Puppeteer -- Controlled browser environment using NodeJS

05 Oct 2019 |

Pupeteer is a module for emulating browsing experince using chromium. Best thing about pupeteer is it use nodejs for operation so it could combine frontend and backend logic using same language which is javascript. There are at least two cases why puppeteer is useful.

First, it can be used for end to end testing and verify business logic from backend and frontend. For example, we want to verify that our login page works as we intended to. We could tell puppeteer to openup a chromium browser, create new tab, go to our login page URL, fill the username and password, and verify if it is works properly. We can integrate it with mocha and chai so we have a proper test unit for our login page.

Second, we could utilize puppeteer to scrap from a website. Let’s say we want to fetch the table displayed in a certain website. We can access the DOM and get the data such as name and date. Since it use nodejs, we can user other nodejs module such as MySQL module so we can store our data in a database. Integrate it with AWS Lambda and we have automatic scrapper.

When using pupeteer with AWS Lambda, please consider to use it as dedicated function since pupeteer takes much more space because chromium

Last but not least, it maintained by Google Chrome team so it – maybe – won’t be abandoned like other similar project.

Here we want to explain the basic usage of puppeteer module.

const puppeteer = require('puppeteer');

async initPuppeteer() {
	// Open up the browser
  const browser = await puppeteer.launch();
	
	// Open a tab 
	const page = await browser.newPage();

	// go to page
	await page.goto('http://example.com');
	
	const title = await page.evaluate(() => {
		// insert your front end javascript code here
		return document.querySelector('h1').innerText
	})

	console.log("Title", title)
	
	// Don't forget to close the browser once we done
	await browser.close()
}

initPuppeteer()

In code snippet above, we fetch title – which we assume is inside h1 tag – and print it to console.

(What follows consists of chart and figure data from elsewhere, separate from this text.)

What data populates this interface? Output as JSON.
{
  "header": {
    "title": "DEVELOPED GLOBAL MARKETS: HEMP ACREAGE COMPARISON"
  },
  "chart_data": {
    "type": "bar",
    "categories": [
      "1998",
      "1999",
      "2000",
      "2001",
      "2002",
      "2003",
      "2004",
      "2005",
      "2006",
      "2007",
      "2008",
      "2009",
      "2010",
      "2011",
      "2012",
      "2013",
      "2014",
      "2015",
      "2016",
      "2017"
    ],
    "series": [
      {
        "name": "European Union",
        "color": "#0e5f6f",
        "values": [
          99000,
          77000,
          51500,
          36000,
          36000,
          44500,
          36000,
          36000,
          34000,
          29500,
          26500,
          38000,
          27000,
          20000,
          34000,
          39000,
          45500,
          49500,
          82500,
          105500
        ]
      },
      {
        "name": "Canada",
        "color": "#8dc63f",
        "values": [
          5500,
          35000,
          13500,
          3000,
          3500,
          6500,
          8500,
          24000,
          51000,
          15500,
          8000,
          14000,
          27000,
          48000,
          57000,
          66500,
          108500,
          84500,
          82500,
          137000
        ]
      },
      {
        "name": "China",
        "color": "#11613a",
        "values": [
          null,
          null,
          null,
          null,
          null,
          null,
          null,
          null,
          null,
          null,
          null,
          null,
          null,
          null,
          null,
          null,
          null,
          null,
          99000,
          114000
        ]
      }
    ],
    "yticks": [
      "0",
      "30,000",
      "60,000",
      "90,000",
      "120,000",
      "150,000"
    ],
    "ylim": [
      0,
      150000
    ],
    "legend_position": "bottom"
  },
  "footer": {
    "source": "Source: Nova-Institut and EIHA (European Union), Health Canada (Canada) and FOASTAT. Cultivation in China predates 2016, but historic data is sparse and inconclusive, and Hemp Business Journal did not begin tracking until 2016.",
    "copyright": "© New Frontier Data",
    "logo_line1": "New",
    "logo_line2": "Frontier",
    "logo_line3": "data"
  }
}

We explain every thing in the comment. The important part of using puppeter is we need to close the browser once we done with it. If we forget to close it, nodejs will not be terminated. This is importent when you use puppeteer with AWS Lambda because the billing is based on operation time; measured from start to termination.

So this is basic use of puppeteer. There is a lot of options that we can tweak here and there but for now, let’s see how we integrate puppeteer with mocha test suite

// main.js
const puppeteer = require('puppeteer');

const libs = {}

libs.getTitle = async function(page, pageUrl) {
	await page.goto(pageUrl)

	const title = await page.evaluate(() => {
		return document.querySelector('h1').innerText
	})

	return title
}

module.exports = libs

We simplify our first snippet and generalize it for every URL and return the title.

const puppeteer = require('puppeteer');
const { expect } = require('chai');
const libs = require('./main')

describe('libs/puppeteer', function() {
	let browser, page;

	before(async function() {
		browser = await puppeteer.launch()
		page = await browser.newPage()
	})

	after(async function() {
		await browser.close();
	})

	it('should fetch title from example.com', function() {
		const pageUrl = 'http://example.com';
		return libs.getTitle(page, pageUrl)
		.then(function(result) {
			expect(result).to.shallowDeepEqual("Example Domain")
		})
	})
})

In code snippet above, we create simple test unit to verify main.js logic. We have standard mocha testing which consist of before and after. We initiate the browser inside before so it will ready when we want to use it in each unit testing. In unit testing, we verify that when https://example.com will return title of Example Domain. After we use browser in unit test, we should close it so the testing sequence ended. Remember, node won’t be terminated unless the browser is closed. In a unit test, it will cause in a timeout error.

If we want to test multiple scenario, we can add more page and each page will test different scenario. Roughly it will looks like this

const puppeteer = require('puppeteer');
const { expect } = require('chai');
const libs = require('./main')

describe('libs/puppeteer', function() {
	let browser, page1, page2;

	before(async function() {
		browser = await puppeteer.launch();
		([
			page1,
			page2
		] = await Promise.all([
			browser.newPage()
			browser.newPage()
		])
	})

	after(async function() {
		await browser.close();
	})

	it('should fetch title from example.com', function() {
		const pageUrl = 'http://example.com';
		return libs.getTitle(page1, pageUrl)
		.then(function(result) {
			expect(result).to.shallowDeepEqual("Example Domain")
		})
	})

	it('should fetch title from w3c.com', function() {
		const pageUrl = 'https://w3c.org'
		return libs.getTitle(page2, pageUrl)
		.then(function(result) {
			expect(result).to.shallowDeepEqual('W3C')
		})
	})
})

This is only scratch the surface of what we could do in a controlled browser environemt. There is a lot more challenge testing or scrapping dynamic web. Hope this helps!